Gazet van Antwerpen Stad en Rand
“Ik wil van mijn leven genieten. Daar voel ik me soms schuldig over”
Zes jaar geleden, in maart 2012: ouders verzamelen in paniek aan basisschool ’t Stekske in Lommel-Kolonie. Er was een bus gebotst in Sierre in Zwitserland, op de terugweg van skiklassen. Achtentwintig doden waren er, onder wie vijftien kinderen en twee begeleiders van ’t Stekske.
Vandaag staan er voor de school zeventien ijzeren palen. Ze stellen ‘stekskes’ voor – lucifers. In hun kopje, dat elke avond oplicht, zit een persoonlijke koker met briefjes en tekeningen, boodschappen aan elk slachtoffer. Bewaard tussen hemel en aarde. In het monument speelt zachte muziek – Wêr bisto van Twarres. En in de vloerplaat, gegoten in de contouren van Zwitserland, zitten zeven spots die naar boven schijnen. Het zijn de overlevenden die over hun vriendjes waken. Twee van die spots zijn Luca en Yoëlle.
Wanneer waren jullie hier voor het laatst?
Luca: “Op 13 maart. De dag van de herdenking. Tot vorig jaar was er dan altijd een officiële plechtigheid, met de burgemeester en de pers en alle nabestaanden. Dit jaar hebben ze dat niet meer gedaan. Iedereen kwam bloemen leggen wanneer hij of zij dat wou.”
Vind je dat jammer?
Luca: “Nee. Ik vind het beter zo.”
Yoëlle: “Iedereen verwerkt het op zijn manier. Ik heb mijn kettinkje dat ik nooit afdoe en de foto’s op mijn kamer. Elke dag denk ik nog aan hen, terwijl anderen de herinneringen juist afblokken. Er bestaat geen plan voor, hé. Dat was het probleem van de psychologen die na het ongeval bij ons kwamen: ze dáchten dat ze wisten hoe we ons voelden. Maar dat was helemaal niet zo.”
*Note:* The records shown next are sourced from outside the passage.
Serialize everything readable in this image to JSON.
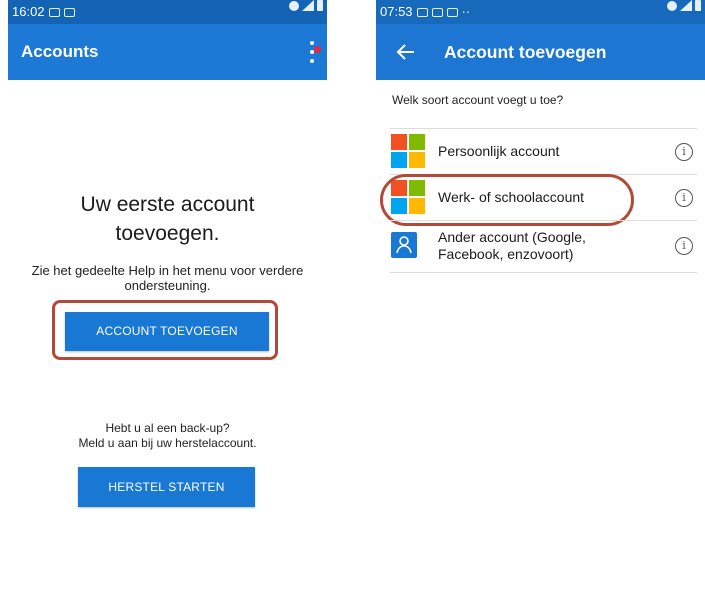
{
  "left_screen": {
    "status_time": "16:02",
    "app_title": "Accounts",
    "empty_title": "Uw eerste account toevoegen.",
    "help_text": "Zie het gedeelte Help in het menu voor verdere ondersteuning.",
    "add_account_button": "ACCOUNT TOEVOEGEN",
    "backup_line1": "Hebt u al een back-up?",
    "backup_line2": "Meld u aan bij uw herstelaccount.",
    "restore_button": "HERSTEL STARTEN",
    "notification_dot_color": "#e22a3d"
  },
  "right_screen": {
    "status_time": "07:53",
    "status_extra": "··",
    "app_title": "Account toevoegen",
    "question": "Welk soort account voegt u toe?",
    "options": [
      {
        "label": "Persoonlijk account",
        "icon": "microsoft-logo-icon",
        "info_icon": "info-icon"
      },
      {
        "label": "Werk- of schoolaccount",
        "icon": "microsoft-logo-icon",
        "info_icon": "info-icon",
        "highlighted": true
      },
      {
        "label": "Ander account (Google, Facebook, enzovoort)",
        "icon": "person-icon",
        "info_icon": "info-icon"
      }
    ]
  },
  "colors": {
    "app_bar": "#1d79d6",
    "button": "#1878d3",
    "highlight": "#b24a37",
    "ms_red": "#f25022",
    "ms_green": "#7fba00",
    "ms_blue": "#00a4ef",
    "ms_yellow": "#ffb900"
  }
}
Ik zou net denken: een kind heeft veel psychologische begeleiding nodig na zo’n trauma.
Yoëlle: “Ik heb weinig tegen hen gezegd.” Luca: “Dat was bij ons allemaal zo. Algemene stilte. We wilden gewoon terug in onze klas gaan zitten. Tweeëntwintig bankjes stonden daar nog, vijftien bleven er leeg. Maar we hadden heel veel aan elkaar, nu nog altijd trouwens. Niet dat we veel praten over het ongeval. Dat doen we bijna nooit. We praten vooral over de dingen die voordien gebeurden: de reis, onze vrienden.”
Yoëlle: “Gisteren zaten we achterin de bus op weg naar Eindhoven. Ik zei tegen Janne
(haar beste vriendin die het ongeval ook overleefde, red.): Weet je nog, in de basisschool? Toen we altijd met de bus naar de zwemles reden? Dan zaten we altijd achterin en bij elk bultje waar we over reden, sprongen we omhoog.”
Een leuke herinnering.
Yoëlle: “Ja, ik wil niet dat dit vreemd overkomt, maar dat is wel hetgene wat blijft hangen uit onze kindertijd. De plezierige dingen. Iedereen was er toen nog bij.”
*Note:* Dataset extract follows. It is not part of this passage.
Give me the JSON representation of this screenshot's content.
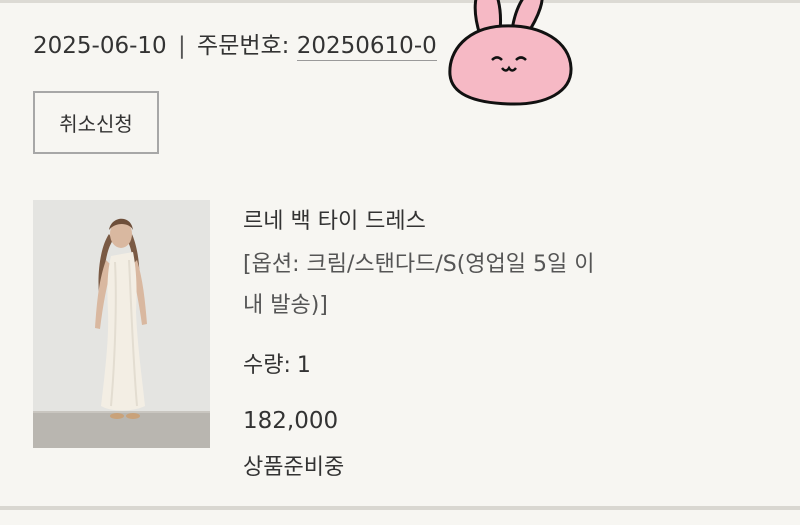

Heeft het lang geduurd voor jullie weer in een bus durfden te stappen?
Yoëlle: “Dat wel. Drie à vier jaar. Ik denk dat het bij de herdenking in Zwitserland was, in 2015. Dat was een grote stap. Ik heb ook lang getwijfeld of ik wel in de tunnel zou gaan, om daar een boodschap op de muur te schrijven.”
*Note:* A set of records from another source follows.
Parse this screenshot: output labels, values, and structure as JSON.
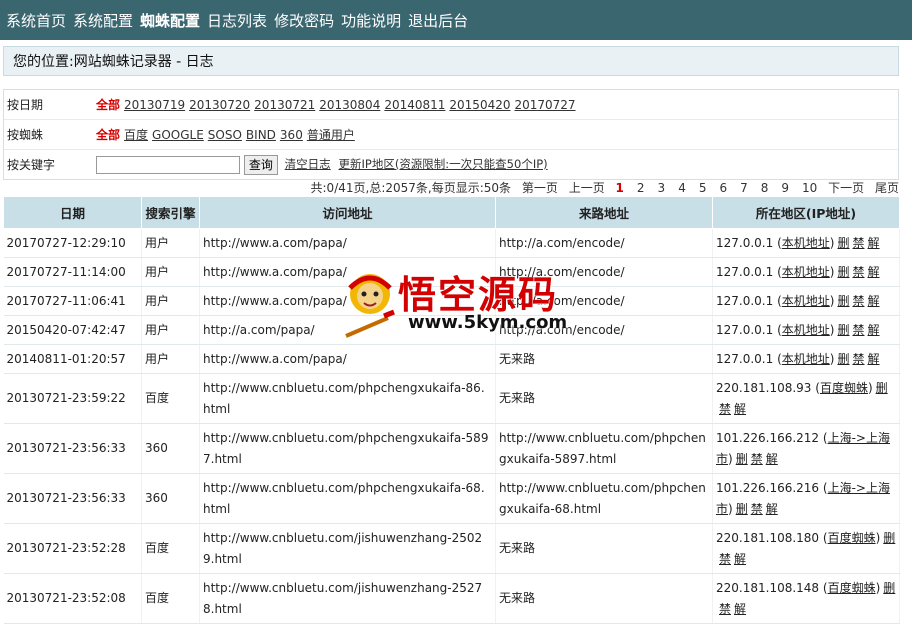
{
  "nav": [
    "系统首页",
    "系统配置",
    "蜘蛛配置",
    "日志列表",
    "修改密码",
    "功能说明",
    "退出后台"
  ],
  "location": "您的位置:网站蜘蛛记录器 - 日志",
  "filters": {
    "date_label": "按日期",
    "date_options": [
      "全部",
      "20130719",
      "20130720",
      "20130721",
      "20130804",
      "20140811",
      "20150420",
      "20170727"
    ],
    "spider_label": "按蜘蛛",
    "spider_options": [
      "全部",
      "百度",
      "GOOGLE",
      "SOSO",
      "BIND",
      "360",
      "普通用户"
    ],
    "keyword_label": "按关键字",
    "keyword_value": "",
    "query_button": "查询",
    "clear_log": "清空日志",
    "update_ip": "更新IP地区(资源限制:一次只能查50个IP)"
  },
  "pager": {
    "summary": "共:0/41页,总:2057条,每页显示:50条",
    "first": "第一页",
    "prev": "上一页",
    "pages": [
      "1",
      "2",
      "3",
      "4",
      "5",
      "6",
      "7",
      "8",
      "9",
      "10"
    ],
    "current": "1",
    "next": "下一页",
    "last": "尾页"
  },
  "table": {
    "headers": [
      "日期",
      "搜索引擎",
      "访问地址",
      "来路地址",
      "所在地区(IP地址)"
    ],
    "actions": [
      "删",
      "禁",
      "解"
    ],
    "rows": [
      {
        "date": "20170727-12:29:10",
        "engine": "用户",
        "url": "http://www.a.com/papa/",
        "referrer": "http://a.com/encode/",
        "ip": "127.0.0.1",
        "region": "本机地址"
      },
      {
        "date": "20170727-11:14:00",
        "engine": "用户",
        "url": "http://www.a.com/papa/",
        "referrer": "http://a.com/encode/",
        "ip": "127.0.0.1",
        "region": "本机地址"
      },
      {
        "date": "20170727-11:06:41",
        "engine": "用户",
        "url": "http://www.a.com/papa/",
        "referrer": "http://a.com/encode/",
        "ip": "127.0.0.1",
        "region": "本机地址"
      },
      {
        "date": "20150420-07:42:47",
        "engine": "用户",
        "url": "http://a.com/papa/",
        "referrer": "http://a.com/encode/",
        "ip": "127.0.0.1",
        "region": "本机地址"
      },
      {
        "date": "20140811-01:20:57",
        "engine": "用户",
        "url": "http://www.a.com/papa/",
        "referrer": "无来路",
        "ip": "127.0.0.1",
        "region": "本机地址"
      },
      {
        "date": "20130721-23:59:22",
        "engine": "百度",
        "url": "http://www.cnbluetu.com/phpchengxukaifa-86.html",
        "referrer": "无来路",
        "ip": "220.181.108.93",
        "region": "百度蜘蛛"
      },
      {
        "date": "20130721-23:56:33",
        "engine": "360",
        "url": "http://www.cnbluetu.com/phpchengxukaifa-5897.html",
        "referrer": "http://www.cnbluetu.com/phpchengxukaifa-5897.html",
        "ip": "101.226.166.212",
        "region": "上海->上海市"
      },
      {
        "date": "20130721-23:56:33",
        "engine": "360",
        "url": "http://www.cnbluetu.com/phpchengxukaifa-68.html",
        "referrer": "http://www.cnbluetu.com/phpchengxukaifa-68.html",
        "ip": "101.226.166.216",
        "region": "上海->上海市"
      },
      {
        "date": "20130721-23:52:28",
        "engine": "百度",
        "url": "http://www.cnbluetu.com/jishuwenzhang-25029.html",
        "referrer": "无来路",
        "ip": "220.181.108.180",
        "region": "百度蜘蛛"
      },
      {
        "date": "20130721-23:52:08",
        "engine": "百度",
        "url": "http://www.cnbluetu.com/jishuwenzhang-25278.html",
        "referrer": "无来路",
        "ip": "220.181.108.148",
        "region": "百度蜘蛛"
      }
    ]
  },
  "watermark": {
    "title": "悟空源码",
    "url": "www.5kym.com",
    "icon": "monkey-king-logo"
  },
  "colors": {
    "nav_bg": "#3a6670",
    "header_bg": "#c9dfe8",
    "selected": "#d40000",
    "link_red": "#c00000"
  }
}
Luca: “Ik ben er niet ingegaan.”
Wat weten jullie nog over het ongeval?
Luca: “Niks. Ik was meteen bewusteloos.”
Yoëlle: “Ik zie me nog wel liggen op een brancard, met militairen rond me. Maar ik kwam pas echt bij bewustzijn in het ziekenhuis van Lausanne. Ik had twee gebroken benen, een verbrijzelde enkel, een klaplong en drie verschoven nekwervels. Een dwarslaesie (beschadiging van ruggenmerg, red.), hadden de dokters tegen mijn ouders gezegd.
Allicht blijft ze voor altijd verlamd. Ik weet nog dat mijn tenen begonnen te bewegen en ik
dacht: Als ik kan denken met mijn hoofd en mijn tenen bewegen, dan zal het stuk ertussen ook wel goed komen.(lacht) Logisch denken
bij een 12-jarige.”
Yoëlle lag drie maanden in het ziekenhuis en belandde in een rolstoel. Er volgden jaren van operaties, revalidatie, eindeloze kinesessies om opnieuw te leren stappen. Vandaag is haar rechterarm nog half verlamd. Stappen lukt, maar voorzichtig en slechts over korte afstanden. “Ze is mijn heldin”, zegt mama Jacoline, die haar tot bij het monument heeft gebracht. “Ongelofelijk hoe sterk dat kind de voorbije zes jaar is geweest.”
Hoe zie je dat zelf? Heb je pech gehad, of had je geluk?
Yoëlle: “Ik denk zeker niet dat ik pech heb gehad. Ik heb vooral heel veel geluk dat ik nog leef. Die beperkingen, die moet ik erbij nemen. Dat is gewoon zo.”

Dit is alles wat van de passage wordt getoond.